I hope I haven't failed to get the idea across: what I'm thinking of is that the centre would make a ruler-straight edge, defined either by the top edge of the heavy blue, OR the bottom edge of the heavy red, at any given moment of the graph (or vice versa, top edge of red or bottom edge of blue)

Kira M

The color scheme of your stream graph is a big improvement, since the grey draws less attention than that dark color. But the original graphs work better to show what’s going on. So how about keeping the original graphs but taking your color scheme?


I think you color scheme is far better. I don't think the stream graph aspect of this adds anything.
I think if you just cut it in half and used the top half like a normal area graph, with the lead series at the bottom amd the grey above it, it would be far easier to read than the original, without confounding it by splitting the data in both directions.


Have you considered looking at the current data that is available regarding the reports of voter fraud, large quantities of votes being processed in short times after the polls closed, data hacking, voting machine errors and manipulation in the 2020 presidential election?

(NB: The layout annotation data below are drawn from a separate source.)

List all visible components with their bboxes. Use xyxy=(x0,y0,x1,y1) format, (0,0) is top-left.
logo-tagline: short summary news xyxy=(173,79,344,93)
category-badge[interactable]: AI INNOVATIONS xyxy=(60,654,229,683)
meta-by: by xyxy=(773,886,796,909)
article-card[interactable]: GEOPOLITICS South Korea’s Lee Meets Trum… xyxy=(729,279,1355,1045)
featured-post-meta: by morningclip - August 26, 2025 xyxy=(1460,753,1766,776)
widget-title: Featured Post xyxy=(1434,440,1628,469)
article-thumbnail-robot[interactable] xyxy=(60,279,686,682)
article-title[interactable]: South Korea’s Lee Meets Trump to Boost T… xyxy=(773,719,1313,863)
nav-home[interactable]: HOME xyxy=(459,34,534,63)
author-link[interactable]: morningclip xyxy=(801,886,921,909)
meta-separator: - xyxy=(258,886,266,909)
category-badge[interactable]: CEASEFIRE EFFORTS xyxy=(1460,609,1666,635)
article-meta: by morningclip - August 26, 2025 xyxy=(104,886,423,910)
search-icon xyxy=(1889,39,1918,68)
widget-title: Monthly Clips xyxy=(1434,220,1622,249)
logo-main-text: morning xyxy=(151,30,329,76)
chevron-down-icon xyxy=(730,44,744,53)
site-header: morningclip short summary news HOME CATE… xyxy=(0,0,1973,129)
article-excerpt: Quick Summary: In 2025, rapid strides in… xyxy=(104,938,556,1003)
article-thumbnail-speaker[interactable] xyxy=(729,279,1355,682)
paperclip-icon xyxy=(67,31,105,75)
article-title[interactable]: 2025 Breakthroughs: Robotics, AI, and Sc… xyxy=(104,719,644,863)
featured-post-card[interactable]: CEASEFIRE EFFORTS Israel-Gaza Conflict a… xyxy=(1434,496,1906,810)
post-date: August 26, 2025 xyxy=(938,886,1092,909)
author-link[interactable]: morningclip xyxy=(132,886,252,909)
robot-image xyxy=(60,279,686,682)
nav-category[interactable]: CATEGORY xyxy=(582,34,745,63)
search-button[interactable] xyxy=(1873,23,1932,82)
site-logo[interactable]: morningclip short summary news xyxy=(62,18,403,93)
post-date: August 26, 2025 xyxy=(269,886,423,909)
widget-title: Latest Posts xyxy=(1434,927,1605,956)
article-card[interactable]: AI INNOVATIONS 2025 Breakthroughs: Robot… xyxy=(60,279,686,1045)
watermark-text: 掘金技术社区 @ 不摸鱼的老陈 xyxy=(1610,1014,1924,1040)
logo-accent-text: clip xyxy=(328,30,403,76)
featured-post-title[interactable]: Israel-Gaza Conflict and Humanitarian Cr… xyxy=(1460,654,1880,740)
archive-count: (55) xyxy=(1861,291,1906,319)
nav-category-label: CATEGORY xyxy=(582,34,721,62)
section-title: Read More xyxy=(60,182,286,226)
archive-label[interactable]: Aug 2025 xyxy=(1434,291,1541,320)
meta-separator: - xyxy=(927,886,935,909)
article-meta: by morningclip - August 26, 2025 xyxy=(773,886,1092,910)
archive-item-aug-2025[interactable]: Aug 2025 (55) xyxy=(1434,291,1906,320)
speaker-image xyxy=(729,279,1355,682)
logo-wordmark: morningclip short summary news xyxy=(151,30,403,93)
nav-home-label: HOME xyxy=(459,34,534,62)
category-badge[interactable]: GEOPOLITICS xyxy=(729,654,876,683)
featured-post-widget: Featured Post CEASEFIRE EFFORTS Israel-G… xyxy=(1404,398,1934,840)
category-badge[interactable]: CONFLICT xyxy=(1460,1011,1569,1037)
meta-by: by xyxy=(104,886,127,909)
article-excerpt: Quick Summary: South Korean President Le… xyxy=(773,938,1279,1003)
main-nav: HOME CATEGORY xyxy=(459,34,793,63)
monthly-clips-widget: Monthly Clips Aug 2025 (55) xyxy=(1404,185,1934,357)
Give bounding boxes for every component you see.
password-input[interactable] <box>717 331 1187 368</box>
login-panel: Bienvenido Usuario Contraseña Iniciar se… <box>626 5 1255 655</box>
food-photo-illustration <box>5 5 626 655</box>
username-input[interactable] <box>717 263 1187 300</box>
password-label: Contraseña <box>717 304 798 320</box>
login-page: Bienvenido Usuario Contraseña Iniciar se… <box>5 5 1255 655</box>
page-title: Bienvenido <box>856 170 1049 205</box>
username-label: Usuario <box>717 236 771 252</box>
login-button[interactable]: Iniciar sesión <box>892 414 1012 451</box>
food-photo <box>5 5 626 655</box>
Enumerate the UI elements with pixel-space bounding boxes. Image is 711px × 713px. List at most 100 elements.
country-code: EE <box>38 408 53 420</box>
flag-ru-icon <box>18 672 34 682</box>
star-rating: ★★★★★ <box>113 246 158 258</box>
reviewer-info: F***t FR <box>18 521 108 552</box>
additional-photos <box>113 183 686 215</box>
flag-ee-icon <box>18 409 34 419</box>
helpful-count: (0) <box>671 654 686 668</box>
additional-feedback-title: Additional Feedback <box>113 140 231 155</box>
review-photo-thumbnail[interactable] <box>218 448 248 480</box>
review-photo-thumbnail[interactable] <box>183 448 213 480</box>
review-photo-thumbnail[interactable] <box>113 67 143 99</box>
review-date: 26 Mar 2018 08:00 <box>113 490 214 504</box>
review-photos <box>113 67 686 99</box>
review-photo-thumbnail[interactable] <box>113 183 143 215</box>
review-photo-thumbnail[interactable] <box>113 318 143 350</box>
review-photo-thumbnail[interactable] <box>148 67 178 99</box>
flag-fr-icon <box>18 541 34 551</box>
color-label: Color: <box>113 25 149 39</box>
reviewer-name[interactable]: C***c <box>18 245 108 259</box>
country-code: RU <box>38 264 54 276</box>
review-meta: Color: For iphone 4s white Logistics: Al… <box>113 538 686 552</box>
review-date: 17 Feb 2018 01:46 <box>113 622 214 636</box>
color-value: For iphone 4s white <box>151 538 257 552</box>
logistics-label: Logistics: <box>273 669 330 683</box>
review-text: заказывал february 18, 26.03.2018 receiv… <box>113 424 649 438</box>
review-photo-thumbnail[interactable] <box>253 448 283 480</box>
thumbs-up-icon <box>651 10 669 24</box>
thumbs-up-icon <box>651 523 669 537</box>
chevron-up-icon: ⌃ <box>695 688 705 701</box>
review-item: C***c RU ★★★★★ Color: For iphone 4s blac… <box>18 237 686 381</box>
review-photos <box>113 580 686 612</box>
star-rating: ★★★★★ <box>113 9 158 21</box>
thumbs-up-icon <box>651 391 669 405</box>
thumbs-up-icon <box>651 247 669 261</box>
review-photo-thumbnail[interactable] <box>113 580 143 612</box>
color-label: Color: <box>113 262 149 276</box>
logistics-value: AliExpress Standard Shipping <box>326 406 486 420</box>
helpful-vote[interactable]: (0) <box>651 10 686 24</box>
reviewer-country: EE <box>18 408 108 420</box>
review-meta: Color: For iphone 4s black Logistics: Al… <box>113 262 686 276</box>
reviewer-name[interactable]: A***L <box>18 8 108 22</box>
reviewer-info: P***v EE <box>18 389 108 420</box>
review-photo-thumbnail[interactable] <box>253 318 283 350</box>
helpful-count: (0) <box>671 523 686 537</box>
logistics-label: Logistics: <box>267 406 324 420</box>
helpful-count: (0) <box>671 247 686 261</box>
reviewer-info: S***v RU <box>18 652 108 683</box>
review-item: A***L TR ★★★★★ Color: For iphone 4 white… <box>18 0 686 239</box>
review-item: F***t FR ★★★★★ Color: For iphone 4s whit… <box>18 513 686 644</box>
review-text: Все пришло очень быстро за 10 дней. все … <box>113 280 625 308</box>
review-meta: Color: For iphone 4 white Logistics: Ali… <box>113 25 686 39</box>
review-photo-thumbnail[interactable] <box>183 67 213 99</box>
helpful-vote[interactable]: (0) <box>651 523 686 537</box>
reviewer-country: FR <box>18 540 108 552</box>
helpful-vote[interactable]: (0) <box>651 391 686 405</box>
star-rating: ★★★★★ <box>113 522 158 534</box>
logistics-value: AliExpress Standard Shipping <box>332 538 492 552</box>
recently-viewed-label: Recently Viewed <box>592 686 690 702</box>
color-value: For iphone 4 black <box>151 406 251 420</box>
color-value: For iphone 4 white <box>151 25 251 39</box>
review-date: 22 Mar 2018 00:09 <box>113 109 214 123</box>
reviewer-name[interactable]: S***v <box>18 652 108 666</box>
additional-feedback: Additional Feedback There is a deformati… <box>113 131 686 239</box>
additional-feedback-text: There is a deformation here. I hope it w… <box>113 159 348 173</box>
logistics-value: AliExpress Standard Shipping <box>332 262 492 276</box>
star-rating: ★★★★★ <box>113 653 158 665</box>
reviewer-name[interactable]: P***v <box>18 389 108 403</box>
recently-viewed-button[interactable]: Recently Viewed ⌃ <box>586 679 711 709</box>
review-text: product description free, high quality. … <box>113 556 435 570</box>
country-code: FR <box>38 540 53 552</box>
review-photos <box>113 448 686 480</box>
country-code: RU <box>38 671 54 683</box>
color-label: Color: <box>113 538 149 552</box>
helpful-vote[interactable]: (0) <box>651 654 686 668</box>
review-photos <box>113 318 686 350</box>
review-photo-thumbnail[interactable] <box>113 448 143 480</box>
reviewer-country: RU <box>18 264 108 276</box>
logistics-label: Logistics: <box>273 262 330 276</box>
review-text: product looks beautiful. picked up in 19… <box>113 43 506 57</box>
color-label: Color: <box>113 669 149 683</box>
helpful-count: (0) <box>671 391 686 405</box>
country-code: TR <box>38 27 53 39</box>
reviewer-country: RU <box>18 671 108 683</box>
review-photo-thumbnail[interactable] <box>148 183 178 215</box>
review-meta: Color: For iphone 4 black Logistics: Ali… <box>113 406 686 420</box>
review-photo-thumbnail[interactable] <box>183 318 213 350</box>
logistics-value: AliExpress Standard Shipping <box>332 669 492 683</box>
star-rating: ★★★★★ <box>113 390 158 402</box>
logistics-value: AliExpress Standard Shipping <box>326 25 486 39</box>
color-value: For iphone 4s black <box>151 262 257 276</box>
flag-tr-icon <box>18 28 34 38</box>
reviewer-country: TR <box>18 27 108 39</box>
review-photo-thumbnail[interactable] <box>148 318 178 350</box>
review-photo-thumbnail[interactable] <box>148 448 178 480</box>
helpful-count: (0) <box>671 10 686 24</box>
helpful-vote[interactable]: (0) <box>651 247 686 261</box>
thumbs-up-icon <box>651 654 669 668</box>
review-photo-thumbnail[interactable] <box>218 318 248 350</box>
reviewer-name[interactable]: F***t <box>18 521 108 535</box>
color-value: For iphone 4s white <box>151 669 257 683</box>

Could a comparative analysis be done on all USA state representative and house of Congress races separated by the 2 main political parties to predict how the election would have turned out if there was no fraud found with the president ballots? This would need to assume that the current Senate and house races were reported accurately with also no fraud. The main assumption is that all voters voted only within their preferred political party and that if a voter voted Republican for the house and Senate races, it is assumed that they voted Republican for president.

Thanks for the work that you do. I enjoy reading your blog.


Errol: My take about election fraud detection is here. In short, it's not worth my time because a statistical anomaly is not "proof". Even if there is only 1 percent chance that something could happen, there is still 1 percent chance. Roughly speaking, what you're suggesting is like what the election forecasters (Nate Silver, etc.) did. You'd need to fill in the blanks, i.e. the large group of Independents, the people who did not vote before, etc. The forecasters use polling data to guess at those values - and we're not so sure about that now.

The comments to this entry are closed.